On Thursday, a federal judge threw out the U.S. government’s case charging that Khan aided the Pakistani Taliban terrorist organization in a plot with his father, Miami imam Hafiz Khan. But Izhar Khan, 26, says he’s not angry about his ordeal — even though he lost his home, his savings and his very freedom.
“I don’t have words to describe my joy,” Khan said at his defense attorney’s law office in Coconut Grove, hours after he was released from custody. “I just want to let everyone know that I have no bitter feelings against the government.
“They had to do what they had to do for the safety of our community,” he said, but added that he felt the FBI investigation was “sloppy” even if “justice was served” in the end.
U.S. District Judge Robert Scola issued a judgment of acquittal for the Muslim scholar, citing a lack of evidence in the prosecution’s material-support case against him and his father. The case, which drew national media attention, has experienced problems since the indictment was first filed, though it will continue against Khan’s father, the lead defendant on trial.

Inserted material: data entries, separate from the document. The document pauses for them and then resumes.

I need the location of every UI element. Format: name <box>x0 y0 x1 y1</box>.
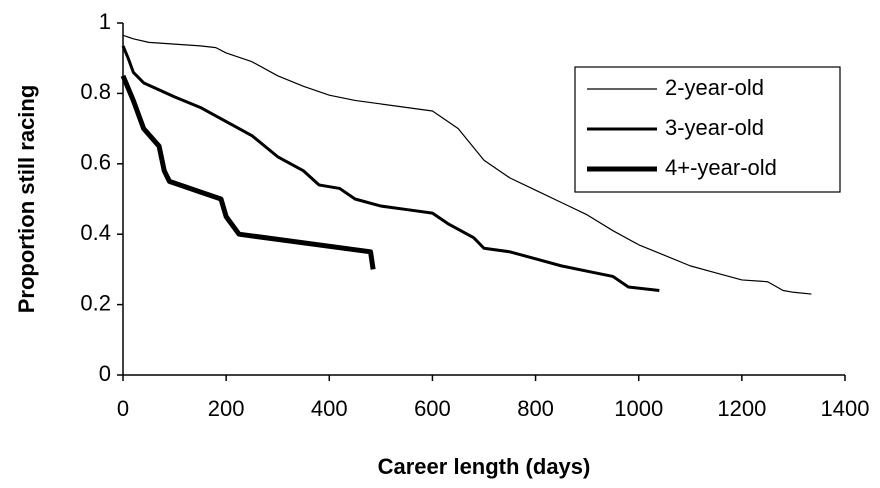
y-tick-label: 0.4 <box>80 220 111 245</box>
y-tick-label: 0.6 <box>80 150 111 175</box>
series-line <box>121 45 660 293</box>
legend-label: 3-year-old <box>665 115 764 140</box>
series-line <box>120 74 376 270</box>
x-tick-label: 400 <box>311 396 348 421</box>
legend-label: 4+-year-old <box>665 155 777 180</box>
x-axis-title: Career length (days) <box>378 454 591 479</box>
x-tick-label: 200 <box>208 396 245 421</box>
x-tick-label: 800 <box>517 396 554 421</box>
y-tick-label: 0.8 <box>80 79 111 104</box>
x-tick-label: 0 <box>117 396 129 421</box>
x-tick-label: 1400 <box>821 396 870 421</box>
y-tick-label: 0 <box>99 361 111 386</box>
x-tick-label: 600 <box>414 396 451 421</box>
x-tick-label: 1200 <box>717 396 766 421</box>
legend-label: 2-year-old <box>665 75 764 100</box>
y-axis-title: Proportion still racing <box>14 85 39 314</box>
y-tick-label: 0.2 <box>80 290 111 315</box>
series-line <box>122 34 812 295</box>
x-tick-label: 1000 <box>614 396 663 421</box>
y-tick-label: 1 <box>99 9 111 34</box>
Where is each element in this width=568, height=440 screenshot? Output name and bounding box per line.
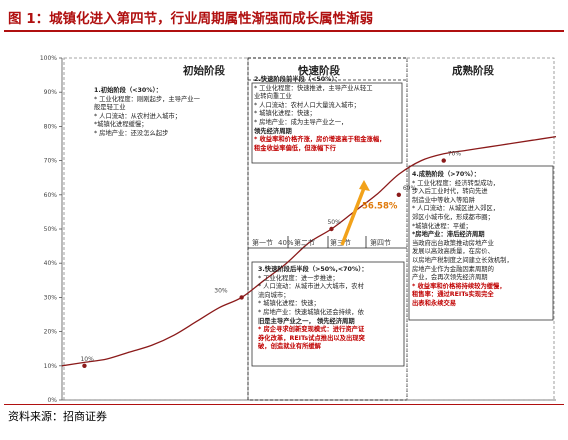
annotations: 第一节 第二节 第三节 第四节 40% 56.58%: [248, 179, 407, 249]
mature-red-line: 出表和永续交易: [412, 299, 457, 307]
data-point-label: 70%: [448, 151, 462, 158]
stage-frames: [63, 57, 555, 401]
y-tick-label: 70%: [44, 158, 58, 165]
stage-label-initial: 初始阶段: [183, 64, 225, 77]
mature-line: 制造业中等收入等陷阱: [412, 196, 475, 204]
stage-label-fast: 快速阶段: [297, 64, 340, 77]
box-mature-frame: [408, 165, 554, 321]
growth-arrow-head: [359, 179, 370, 191]
y-tick-label: 90%: [44, 89, 58, 96]
jie-label-3: 第三节: [330, 238, 351, 247]
mature-red-line: 租售率：通过REITs实现完全: [412, 291, 494, 299]
fast1-line: * 工业化程度：快速推进，主导产业从轻工: [254, 84, 373, 92]
fast2-red-line: * 房企寻求创新变现模式：进行资产证: [258, 326, 365, 334]
initial-line: * 房地产业：还没怎么起步: [94, 129, 169, 137]
growth-arrow-shaft: [340, 187, 366, 246]
box-fast2-frame: [251, 261, 405, 367]
mature-line: *房地产业：滞后经济周期: [412, 231, 485, 239]
initial-line: * 工业化程度：刚刚起步，主导产业一: [94, 95, 200, 103]
point-labels: 10% 30% 50% 60% 70%: [80, 151, 461, 368]
stage-frame-mature: [406, 57, 555, 401]
growth-arrow-label: 56.58%: [362, 201, 398, 211]
fast1-line: * 城镇化进程：快速；: [254, 110, 316, 118]
y-tick-label: 60%: [44, 192, 58, 199]
mature-line: 以房地产税制度之间建立长效机制，: [412, 256, 513, 264]
y-tick-label: 0%: [47, 397, 57, 404]
fast1-red-line: 租金收益率偏低，但涨幅下行: [254, 144, 336, 152]
source-note: 资料来源：招商证券: [8, 410, 107, 423]
jie-40-label: 40%: [278, 239, 294, 247]
mature-line: *城镇化进程：平缓；: [412, 222, 472, 230]
fast2-line: 3.快速阶段后半段（>50%,<70%）：: [258, 266, 368, 273]
fast1-line: 领先经济周期: [254, 127, 292, 135]
data-point-marker: [441, 158, 446, 163]
fast2-line: * 房地产业：快速城镇化还会持续，依: [258, 308, 364, 316]
y-tick-label: 50%: [44, 226, 58, 233]
y-tick-label: 40%: [44, 260, 58, 267]
data-point-label: 10%: [80, 356, 94, 363]
data-point-label: 30%: [214, 287, 228, 294]
mature-line: 4.成熟阶段（>70%）：: [412, 171, 481, 178]
stage-label-mature: 成熟阶段: [452, 64, 494, 77]
data-point-marker: [82, 363, 87, 368]
y-tick-label: 10%: [44, 363, 58, 370]
data-point-marker: [239, 295, 244, 300]
fast2-line: * 人口流动：从城市进入大城市，农村: [258, 283, 364, 291]
curve-layer: [61, 136, 557, 367]
box-fast1-frame: [251, 82, 403, 164]
source-divider: [4, 404, 564, 405]
data-point-label: 50%: [327, 219, 341, 226]
fast1-line: 2.快速阶段前半段（<50%）：: [254, 76, 341, 83]
data-point-marker: [329, 226, 334, 232]
mature-line: 产业，会再次领先经济周期: [412, 274, 488, 282]
y-tick-label: 100%: [40, 55, 57, 62]
header-divider: [4, 30, 564, 32]
jie-label-1: 第一节: [252, 238, 273, 247]
stage-mature-text: 4.成熟阶段（>70%）： * 工业化程度：经济转型成功， 步入后工业时代，转向先…: [412, 171, 513, 309]
fast1-line: * 房地产业：成为主导产业之一，: [254, 118, 348, 126]
y-tick-label: 80%: [44, 123, 58, 130]
mature-line: * 人口流动：从城区进入郊区，: [412, 205, 500, 213]
urbanization-curve: [61, 136, 557, 367]
data-point-marker: [396, 192, 402, 197]
jie-label-4: 第四节: [370, 238, 391, 247]
fast2-line: 旧是主导产业之一， 领先经济周期: [258, 317, 355, 325]
fast2-line: 流向城市；: [258, 291, 290, 299]
fast1-red-line: * 收益率和价格齐涨，房价增速高于租金涨幅，: [254, 136, 386, 144]
fast2-line: * 城镇化进程：快速；: [258, 300, 320, 308]
mature-red-line: * 收益率和价格将持续较为缓慢，: [412, 282, 506, 290]
fast2-line: * 工业化程度：进一步推进；: [258, 274, 339, 282]
fast1-line: 业转向重工业: [254, 93, 292, 101]
fast1-line: * 人口流动：农村人口大量流入城市；: [254, 101, 360, 109]
stage-fast2-text: 3.快速阶段后半段（>50%,<70%）： * 工业化程度：进一步推进； * 人口流…: [258, 266, 368, 352]
mature-line: 发展以高效高质量，在房价、: [412, 248, 494, 256]
figure-header: 图 1：城镇化进入第四节，行业周期属性渐强而成长属性渐弱: [0, 0, 568, 30]
initial-line: 1.初始阶段（<30%）：: [94, 87, 163, 94]
stage-fast1-text: 2.快速阶段前半段（<50%）： * 工业化程度：快速推进，主导产业从轻工 业转向重…: [254, 76, 385, 153]
mature-line: 郊区小城市化，形成都市圈；: [412, 213, 494, 221]
data-point-label: 60%: [403, 185, 417, 192]
fast2-red-line: 券化改革，REITs试点推出以及出现突: [258, 334, 365, 342]
mature-line: 步入后工业时代，转向先进: [412, 188, 488, 196]
stage-initial-text: 1.初始阶段（<30%）： * 工业化程度：刚刚起步，主导产业一 般是轻工业 * 人口…: [94, 87, 200, 139]
initial-line: 般是轻工业: [94, 104, 126, 112]
mature-line: * 工业化程度：经济转型成功，: [412, 179, 500, 187]
mature-line: 当政府出台政策推动房地产业: [412, 239, 494, 247]
jie-label-2: 第二节: [294, 238, 315, 247]
initial-line: * 人口流动：从农村进入城市；: [94, 112, 182, 120]
figure-title: 图 1：城镇化进入第四节，行业周期属性渐强而成长属性渐弱: [8, 11, 374, 27]
y-tick-label: 30%: [44, 294, 58, 301]
fast2-red-line: 破，创造就业有所缓解: [258, 343, 321, 351]
y-tick-label: 20%: [44, 329, 58, 336]
y-axis: 0% 10% 20% 30% 40% 50% 60% 70% 80% 90% 100%: [40, 55, 556, 404]
mature-line: 房地产业作为金融因素周期的: [412, 265, 494, 273]
initial-line: *城镇化进程缓慢；: [94, 121, 148, 129]
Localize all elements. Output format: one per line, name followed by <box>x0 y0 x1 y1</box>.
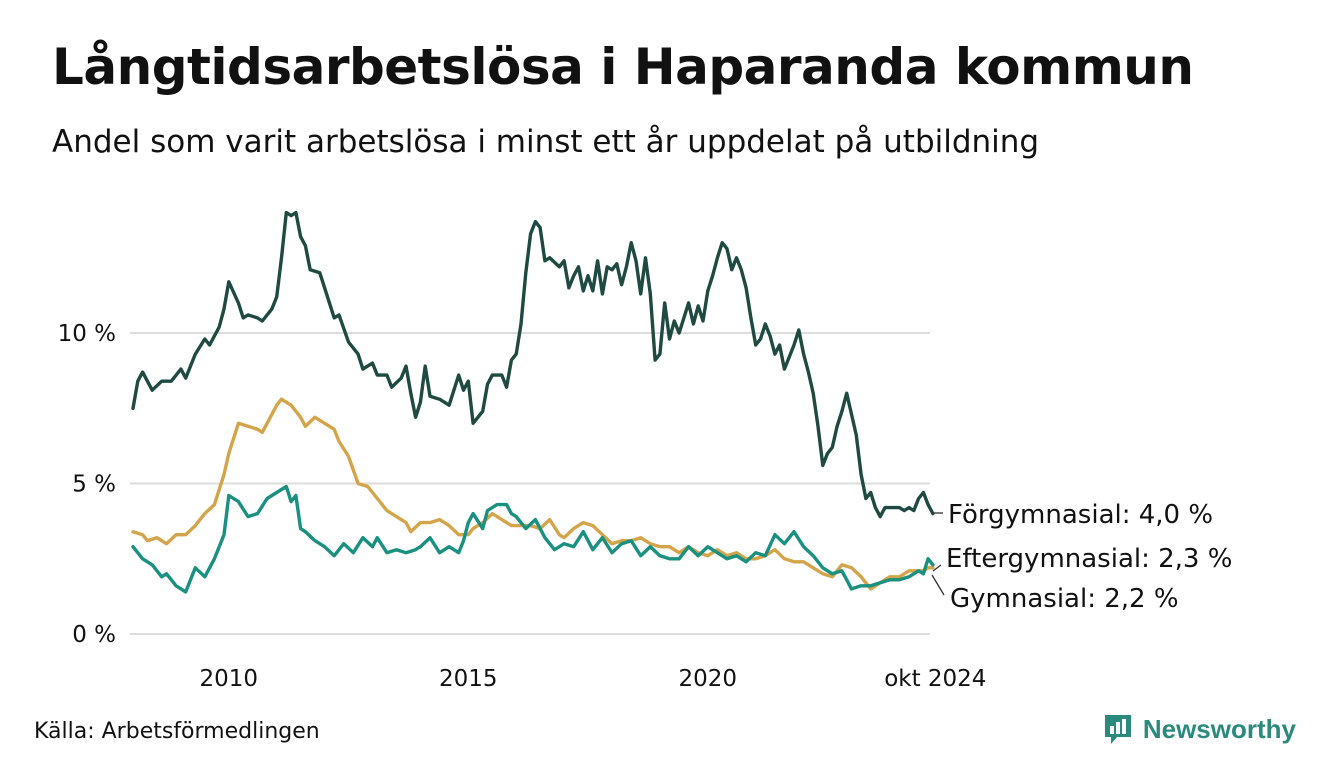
labels-layer: 0 % 5 % 10 % 2010 2015 2020 okt 2024 Förgymnasi… <box>58 321 1233 692</box>
series-line-gymnasial <box>131 397 935 591</box>
series-layer <box>131 210 935 594</box>
end-label-förgymnasial: Förgymnasial: 4,0 % <box>948 500 1213 530</box>
x-tick-label: 2010 <box>200 666 259 692</box>
source-note: Källa: Arbetsförmedlingen <box>34 719 320 744</box>
x-tick-label: 2020 <box>679 666 738 692</box>
newsworthy-logo-icon <box>1104 715 1131 744</box>
end-label-gymnasial: Gymnasial: 2,2 % <box>950 584 1179 614</box>
leader-line-gymnasial <box>931 574 945 596</box>
x-tick-label: okt 2024 <box>884 666 986 692</box>
leader-line-eftergymnasial <box>932 564 942 572</box>
x-tick-label: 2015 <box>439 666 498 692</box>
brand-name: Newsworthy <box>1142 713 1296 744</box>
series-line-förgymnasial <box>131 210 935 519</box>
y-tick-label: 5 % <box>72 472 116 498</box>
series-line-eftergymnasial <box>131 484 935 594</box>
y-tick-label: 10 % <box>58 321 116 347</box>
brand[interactable]: Newsworthy <box>1103 713 1296 745</box>
y-tick-label: 0 % <box>72 622 116 648</box>
chart-subtitle: Andel som varit arbetslösa i minst ett å… <box>52 124 1040 160</box>
chart-title: Långtidsarbetslösa i Haparanda kommun <box>52 38 1194 96</box>
end-label-eftergymnasial: Eftergymnasial: 2,3 % <box>946 544 1232 574</box>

The judge found that the prosecution, which rested its case Wednesday, failed to prove any wrongdoing by Izhar Khan, imam of Masjid Jamaat Al-Mumineen Mosque off Sample Road. Scola concluded that the government’s allegations were unfounded that Khan knew that two suspicious fund transfers of $300 and $900 were intended for the Pakistani Taliban, a U.S.-designated terrorist group.
“I do not believe in good conscience that I can allow the case to go forward against Izhar Khan,” Scola ruled from the bench, noting in a written ruling that “this court will not allow the sins of the father to be visited upon the son.” The judge also said from the bench that prosecutors nonetheless “proceeded in this case against Izhar Khan in good faith.”
Scola already denied the father’s bid for an acquittal verdict halfway through the trial, on Wednesday. Scola noted Thursday that the government’s case against the 77-year-old imam of the Flagler Mosque is “overwhelming,” so his lawyer will be putting on a defense. The trial is set to resume Tuesday.
After the judge’s acquittal verdict for Izhar Khan, the defendant hugged defense lawyer Joseph Rosenbaum and members of Khan’s mosque shook each other’s hands, quietly celebrating.
Rosenbaum said the acquittal was a victory not only for his client, but also for the entire Muslim community in South Florida. “I think we went a long way with this acquittal to strengthen their feeling that they are part of this community and they should not live in fear,” he said.
Izhar Khan, a U.S. citizen, left Pakistan for South Florida with his family in the 1990s and developed into a beloved Muslim leader with a keen interest in American culture and sports — including becoming a huge fan of the Miami Heat.